Neugierig kehren wir ein. Uns empfängt ein schlichter, heller Innenraum, simpel eingerichtet wie ein Eiscafé, kühl fast, und noch dazu ist es ganz leer. Ein bisschen ratlos schauen wir uns an. Sollen wir uns als einzige Gäste hier wirklich setzen?

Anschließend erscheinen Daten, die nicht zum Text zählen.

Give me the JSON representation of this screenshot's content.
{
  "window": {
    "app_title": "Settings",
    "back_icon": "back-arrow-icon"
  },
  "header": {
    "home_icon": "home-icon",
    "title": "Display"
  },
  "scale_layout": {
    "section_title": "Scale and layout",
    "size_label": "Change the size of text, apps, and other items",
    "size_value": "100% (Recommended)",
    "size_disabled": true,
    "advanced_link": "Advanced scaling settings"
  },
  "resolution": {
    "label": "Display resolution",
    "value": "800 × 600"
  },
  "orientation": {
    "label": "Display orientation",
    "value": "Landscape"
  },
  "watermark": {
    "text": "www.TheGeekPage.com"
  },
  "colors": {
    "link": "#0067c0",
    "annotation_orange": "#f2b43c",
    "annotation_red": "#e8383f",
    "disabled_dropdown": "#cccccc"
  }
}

„Ach, komm, es ist früher Nachmittag, auf ein Bierchen wird es schon passen“, denke ich mir. „Danach ist noch genügend Zeit, um sich die Stadt anzusehen!“
Ein freundlicher junger Mann kommt und bringt uns die Karte. Mit nur ein paar Brocken Englisch versucht er uns klarzumachen, dass es zwar im Moment leer sei, dass die Küche aber trotzdem geöffnet habe und es uns somit nicht nur interessante Biere, sondern auch ganz vorzügliche Crêpes und Galettes anbieten könne.
Eigentlich haben wir gar nicht so richtig Hunger, aber sicherheitshalber lassen wir die Karte mal am Tisch, während wir uns Bier bestellen. Vom Fass gibt es nicht viel Auswahl, aber der kleine Kühlschrank neben der winzigen Theke ist sehr gut bestückt und bietet ein paar sehr interessante, weil völlig unbekannte Optionen. Nun denn. Starten wir doch mal mit einer Flasche American Pale Ale mit Mosaic-Hopfen, gebraut von der Brasserie Independent House aus Longvic. Leicht bernsteinfarben läuft es ins Glas, formt eher wenig und auch nicht zu lange haltbaren Schaum. Fruchtige, gleichzeitig etwas würzige, kräuterige Aromen steigen in die Nase – typisch für Mosaic. Der erste Schluck offenbart einen soliden, aber nicht zu mastigen Malzkörper, nach dem Schluck bleibt eine angenehme Bittere. Für ein Pale Ale schon recht kräftig, das ginge stilistisch auch schon als India Pale Ale durch. Auch der Alkoholgehalt ist mit 6,0% für ein Pale Ale schon recht ordentlich. Ein guter Auftakt.
Die Bittere des Hopfens regt die Magensäureproduktion an, und es regt sich der erste Hunger. Wie gut, dass wir die Speisekarte am Tisch behalten haben. Schritt für Schritt arbeiten wir uns durch das Angebot und entscheiden uns schließlich für eine Galette Forestière, einen Waldpfannkuchen. Aus kräftigem Vollkornmehl* gebacken, gefüllt mit Champignons, geräuchertem Speck und Emmentaler Käse. Dazu gibt es noch einen Beilagensalat. Für den kleinen Hunger wird es wohl reichen, denken wir, und als nach wenigen Minuten der Pfannkuchen serviert wird, staunen wir: Das reicht nicht nur für den kleinen Hunger, sondern ersetzt locker auch ein ganzes Hauptgericht.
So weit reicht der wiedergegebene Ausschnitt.